When the user drags the image over, the site needs to accurately know which theme you happen to be dropping the photo on. As described in Determining the Droppable, this is done by calculating the offsetTop
and offsetLeft
of the elements all the way up the tree (see Quirksmode for an example script). We have to go all the way up the tree because the offsets are only relative to the positioned parent element.
In the example, the "Fluid" element might have an offsetTop of 200px which would be 200 pixels from the top of the element that has overflow:scroll
set on it. It does not take into account the fact that the parent element has been scrolled. Therefore, the cursor's position which is relative to the offset of the in relation to the total offset of the "Fluid" element won't match.
scrollTop and scrollLeft
If a parent element has been scrolled, you can use the scrolled elements's scrollTop
and scrollLeft
properties. Therefore, to calculate an element's real position, you need to total up the total offsets and take away any scrolling offsets. Whether you have to determine whether the page has scrolled or not depends on whether you can determine whether the mouse or element position is relative to the top-left of the document or to the window.
JavaScript Libraries
JavaScript libraries may or may not directly take this into account when trying to determine the position of an element. jQuery (using offset
) and YUI (using getXY
) do this automatically whereas Mootools and PrototypeJS require more explicit direction to include the offset.
Mootools requires you to pass in an array of elements that may have scrolling when using getPosition
. PrototypeJS has realOffset
to calculate the scroll offset separately.
For a look in the drag and drop process, check out:
Conversation
An interesting topic to explore. I played with the Prototype library briefly, but never tried dropping within an element with the overflow:scroll rule. Now I'm sort of curious how modifying the z-index affects layering upon dragging in/out of a scrollable element or performing the scrolling action.
Great post, I also use Prototype and it has some useful functions for drag and drop but I haven't used them enough to actually get a good feel for for how well they work in situations such as this.
I do like it's method for calling in external files and passing variables to them though, the library keeps it simple and sweet.
@Brendan: normally when dragging elements, a proxy element is inserted as a child of the body and therefore you can avoid the z-indexing issues to a degree (you still have to make sure the element has a higher z-index than anything else, though). Calculating that element in relation to the droppable is where the scrollTop/scrollLeft values comes into play. Dragging an element or creating a proxy within any element with overflow (scroll or hidden) is a recipe for disaster.
In regards to scrolling areas, some libraries can auto-scroll if you're close to the top or bottom of the scrollable area. I know Scriptaculous can do this but I'm not sure if the base PrototypeJS can and whether any other JS libraries take this under consideration.

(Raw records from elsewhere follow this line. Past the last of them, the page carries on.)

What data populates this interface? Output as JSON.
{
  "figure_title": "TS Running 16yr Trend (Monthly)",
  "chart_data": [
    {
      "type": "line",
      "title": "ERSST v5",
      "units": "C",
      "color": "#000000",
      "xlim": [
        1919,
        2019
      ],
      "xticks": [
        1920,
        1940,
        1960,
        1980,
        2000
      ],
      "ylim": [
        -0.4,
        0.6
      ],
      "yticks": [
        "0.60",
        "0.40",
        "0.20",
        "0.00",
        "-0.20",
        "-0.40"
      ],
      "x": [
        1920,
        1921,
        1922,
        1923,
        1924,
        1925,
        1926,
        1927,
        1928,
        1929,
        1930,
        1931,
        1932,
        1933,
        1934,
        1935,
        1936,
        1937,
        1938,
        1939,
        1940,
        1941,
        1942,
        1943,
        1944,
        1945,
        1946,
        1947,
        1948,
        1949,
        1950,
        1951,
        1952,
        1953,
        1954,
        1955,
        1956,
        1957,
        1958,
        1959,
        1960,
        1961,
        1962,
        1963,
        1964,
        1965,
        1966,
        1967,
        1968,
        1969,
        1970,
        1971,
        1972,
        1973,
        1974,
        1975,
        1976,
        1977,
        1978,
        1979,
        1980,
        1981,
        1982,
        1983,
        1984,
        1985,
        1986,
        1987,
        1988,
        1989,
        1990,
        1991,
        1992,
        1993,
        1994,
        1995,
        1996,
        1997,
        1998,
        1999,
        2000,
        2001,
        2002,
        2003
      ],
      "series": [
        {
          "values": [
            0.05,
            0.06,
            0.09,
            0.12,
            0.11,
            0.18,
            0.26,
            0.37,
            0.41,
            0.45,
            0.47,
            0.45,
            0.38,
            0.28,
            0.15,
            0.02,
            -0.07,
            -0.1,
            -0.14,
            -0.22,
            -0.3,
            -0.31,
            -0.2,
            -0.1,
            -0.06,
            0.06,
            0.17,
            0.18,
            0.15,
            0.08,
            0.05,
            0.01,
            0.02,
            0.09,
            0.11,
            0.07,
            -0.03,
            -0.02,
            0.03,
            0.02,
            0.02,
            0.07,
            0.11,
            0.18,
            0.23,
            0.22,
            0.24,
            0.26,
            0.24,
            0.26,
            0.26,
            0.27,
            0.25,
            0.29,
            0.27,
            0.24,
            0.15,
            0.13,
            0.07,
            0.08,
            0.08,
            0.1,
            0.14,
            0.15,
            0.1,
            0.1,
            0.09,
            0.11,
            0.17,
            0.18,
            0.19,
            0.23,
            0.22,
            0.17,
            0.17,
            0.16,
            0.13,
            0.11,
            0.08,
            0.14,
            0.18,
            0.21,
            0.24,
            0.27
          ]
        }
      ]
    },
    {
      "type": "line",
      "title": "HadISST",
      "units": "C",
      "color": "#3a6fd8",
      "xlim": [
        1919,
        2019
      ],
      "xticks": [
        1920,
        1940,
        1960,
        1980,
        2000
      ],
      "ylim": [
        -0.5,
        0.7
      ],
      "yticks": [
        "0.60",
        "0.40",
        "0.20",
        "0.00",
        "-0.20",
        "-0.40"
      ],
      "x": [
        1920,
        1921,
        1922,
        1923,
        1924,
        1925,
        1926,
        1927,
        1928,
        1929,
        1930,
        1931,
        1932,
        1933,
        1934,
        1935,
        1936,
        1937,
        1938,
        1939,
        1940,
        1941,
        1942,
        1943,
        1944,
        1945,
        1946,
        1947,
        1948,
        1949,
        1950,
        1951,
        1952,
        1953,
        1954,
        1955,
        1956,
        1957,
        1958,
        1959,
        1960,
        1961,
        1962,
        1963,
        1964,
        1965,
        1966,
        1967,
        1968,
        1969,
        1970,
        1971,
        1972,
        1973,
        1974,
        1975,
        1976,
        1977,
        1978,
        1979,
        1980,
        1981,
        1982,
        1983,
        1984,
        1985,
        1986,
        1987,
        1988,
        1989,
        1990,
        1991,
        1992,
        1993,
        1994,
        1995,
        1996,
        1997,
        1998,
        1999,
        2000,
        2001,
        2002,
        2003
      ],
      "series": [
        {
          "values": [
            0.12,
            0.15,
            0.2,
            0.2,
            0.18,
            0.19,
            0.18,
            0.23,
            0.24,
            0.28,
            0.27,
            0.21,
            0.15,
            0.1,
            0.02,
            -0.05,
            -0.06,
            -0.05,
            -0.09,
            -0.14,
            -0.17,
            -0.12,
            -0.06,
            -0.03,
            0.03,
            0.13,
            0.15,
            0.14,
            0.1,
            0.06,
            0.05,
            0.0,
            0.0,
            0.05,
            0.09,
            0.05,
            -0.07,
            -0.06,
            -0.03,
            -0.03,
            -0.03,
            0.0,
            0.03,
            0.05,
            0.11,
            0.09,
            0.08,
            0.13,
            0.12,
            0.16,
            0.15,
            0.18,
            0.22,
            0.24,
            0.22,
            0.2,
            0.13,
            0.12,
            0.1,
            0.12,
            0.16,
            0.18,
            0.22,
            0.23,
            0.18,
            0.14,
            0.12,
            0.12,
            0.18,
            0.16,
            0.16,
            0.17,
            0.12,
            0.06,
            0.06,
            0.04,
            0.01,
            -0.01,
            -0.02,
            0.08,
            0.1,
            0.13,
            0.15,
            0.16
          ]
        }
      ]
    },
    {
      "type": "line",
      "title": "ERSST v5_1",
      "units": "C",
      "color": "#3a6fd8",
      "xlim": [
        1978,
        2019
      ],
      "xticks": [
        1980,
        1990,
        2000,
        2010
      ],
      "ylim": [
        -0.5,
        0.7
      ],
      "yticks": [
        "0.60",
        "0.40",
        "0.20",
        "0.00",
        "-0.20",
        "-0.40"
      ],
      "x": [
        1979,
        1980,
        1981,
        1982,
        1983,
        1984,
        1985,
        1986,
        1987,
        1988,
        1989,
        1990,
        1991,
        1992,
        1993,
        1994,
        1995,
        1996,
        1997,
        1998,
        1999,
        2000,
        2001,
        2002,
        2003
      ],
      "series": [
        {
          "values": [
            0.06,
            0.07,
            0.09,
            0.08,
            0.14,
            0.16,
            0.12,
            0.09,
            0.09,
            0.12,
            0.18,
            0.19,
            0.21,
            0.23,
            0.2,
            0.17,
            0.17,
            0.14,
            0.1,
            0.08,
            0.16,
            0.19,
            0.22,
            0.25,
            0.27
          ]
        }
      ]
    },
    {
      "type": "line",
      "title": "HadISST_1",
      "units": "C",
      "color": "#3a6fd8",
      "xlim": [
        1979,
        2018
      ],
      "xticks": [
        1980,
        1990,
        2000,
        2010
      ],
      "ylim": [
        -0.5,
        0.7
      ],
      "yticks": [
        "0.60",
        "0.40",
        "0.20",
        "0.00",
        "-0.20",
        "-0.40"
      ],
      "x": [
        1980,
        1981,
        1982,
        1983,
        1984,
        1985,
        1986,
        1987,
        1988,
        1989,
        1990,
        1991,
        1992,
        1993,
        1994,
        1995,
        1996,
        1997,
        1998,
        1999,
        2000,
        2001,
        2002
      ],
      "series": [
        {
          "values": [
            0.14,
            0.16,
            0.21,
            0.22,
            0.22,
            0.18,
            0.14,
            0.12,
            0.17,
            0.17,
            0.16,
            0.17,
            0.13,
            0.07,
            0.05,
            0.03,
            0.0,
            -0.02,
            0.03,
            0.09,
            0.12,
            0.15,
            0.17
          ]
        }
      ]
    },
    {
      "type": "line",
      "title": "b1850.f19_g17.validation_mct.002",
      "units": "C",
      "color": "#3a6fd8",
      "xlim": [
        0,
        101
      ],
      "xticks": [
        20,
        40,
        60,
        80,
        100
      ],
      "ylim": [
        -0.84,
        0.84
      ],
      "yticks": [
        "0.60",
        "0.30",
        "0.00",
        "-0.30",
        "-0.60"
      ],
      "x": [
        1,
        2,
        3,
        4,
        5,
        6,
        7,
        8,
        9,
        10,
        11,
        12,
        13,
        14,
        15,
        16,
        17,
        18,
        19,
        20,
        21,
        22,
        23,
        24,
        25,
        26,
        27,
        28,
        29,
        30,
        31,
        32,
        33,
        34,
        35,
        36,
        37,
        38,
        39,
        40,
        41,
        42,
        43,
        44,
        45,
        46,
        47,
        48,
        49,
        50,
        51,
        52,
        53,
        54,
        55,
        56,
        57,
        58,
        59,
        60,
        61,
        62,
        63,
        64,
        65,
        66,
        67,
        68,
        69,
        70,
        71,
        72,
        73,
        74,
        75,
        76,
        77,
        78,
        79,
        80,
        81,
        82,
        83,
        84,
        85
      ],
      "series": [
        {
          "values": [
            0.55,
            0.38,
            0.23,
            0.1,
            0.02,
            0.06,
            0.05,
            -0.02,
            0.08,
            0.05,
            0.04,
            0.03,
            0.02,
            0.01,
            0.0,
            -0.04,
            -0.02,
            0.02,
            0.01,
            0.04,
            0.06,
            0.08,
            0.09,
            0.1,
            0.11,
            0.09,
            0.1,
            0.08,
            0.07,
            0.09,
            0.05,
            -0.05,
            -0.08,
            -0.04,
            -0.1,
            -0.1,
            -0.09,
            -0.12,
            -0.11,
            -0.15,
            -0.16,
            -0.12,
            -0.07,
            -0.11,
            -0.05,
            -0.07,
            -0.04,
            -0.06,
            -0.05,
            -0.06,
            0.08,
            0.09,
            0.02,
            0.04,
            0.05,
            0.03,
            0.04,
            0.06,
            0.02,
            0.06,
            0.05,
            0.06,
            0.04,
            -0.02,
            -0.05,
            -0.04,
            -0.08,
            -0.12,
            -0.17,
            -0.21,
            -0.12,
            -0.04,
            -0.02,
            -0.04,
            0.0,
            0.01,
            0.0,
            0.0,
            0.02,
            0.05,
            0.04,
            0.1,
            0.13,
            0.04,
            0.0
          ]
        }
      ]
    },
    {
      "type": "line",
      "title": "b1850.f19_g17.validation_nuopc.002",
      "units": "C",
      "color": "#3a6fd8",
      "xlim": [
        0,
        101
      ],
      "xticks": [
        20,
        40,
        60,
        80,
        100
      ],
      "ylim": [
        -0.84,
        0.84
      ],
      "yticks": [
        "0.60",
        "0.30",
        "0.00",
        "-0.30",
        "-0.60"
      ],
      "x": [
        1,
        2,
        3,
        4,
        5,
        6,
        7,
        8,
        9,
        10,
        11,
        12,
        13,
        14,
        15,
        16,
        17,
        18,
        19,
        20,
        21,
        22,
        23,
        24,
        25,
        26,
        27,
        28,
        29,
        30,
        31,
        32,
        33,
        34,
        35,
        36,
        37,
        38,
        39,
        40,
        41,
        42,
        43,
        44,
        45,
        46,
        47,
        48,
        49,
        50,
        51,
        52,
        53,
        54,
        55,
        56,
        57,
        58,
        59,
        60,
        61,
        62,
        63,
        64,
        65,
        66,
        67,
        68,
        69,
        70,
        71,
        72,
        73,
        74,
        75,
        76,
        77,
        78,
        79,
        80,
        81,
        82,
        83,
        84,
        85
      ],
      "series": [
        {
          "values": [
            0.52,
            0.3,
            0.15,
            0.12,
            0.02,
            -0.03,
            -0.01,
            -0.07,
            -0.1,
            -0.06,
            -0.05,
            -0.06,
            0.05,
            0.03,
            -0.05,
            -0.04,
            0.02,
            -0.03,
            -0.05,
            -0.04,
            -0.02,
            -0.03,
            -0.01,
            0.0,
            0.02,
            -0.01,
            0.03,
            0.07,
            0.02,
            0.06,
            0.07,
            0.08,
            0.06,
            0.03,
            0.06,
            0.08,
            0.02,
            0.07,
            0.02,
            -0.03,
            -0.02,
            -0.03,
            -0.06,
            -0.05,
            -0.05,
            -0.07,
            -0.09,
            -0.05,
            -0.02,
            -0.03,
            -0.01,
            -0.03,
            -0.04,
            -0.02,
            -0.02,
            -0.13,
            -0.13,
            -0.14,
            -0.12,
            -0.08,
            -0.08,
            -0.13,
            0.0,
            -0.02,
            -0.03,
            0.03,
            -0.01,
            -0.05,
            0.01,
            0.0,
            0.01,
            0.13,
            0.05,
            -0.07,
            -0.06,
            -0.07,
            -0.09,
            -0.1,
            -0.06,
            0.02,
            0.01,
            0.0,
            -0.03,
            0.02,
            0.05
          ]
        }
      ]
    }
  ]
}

indeed an interesting topic to explore. Good to hear Jquery does it automagically, though I suppose something more explicit would be better for the programmer. Do you have any idea how Ext holds up here?
Have you seen this: http://peter.michaux.ca/article/51
Essentially he enables event delegation doing something different with the draggable shadow. He splits it into four pieces and arranges these around the mouse, leaving a small box under the mouse to allow events underneath to be triggered.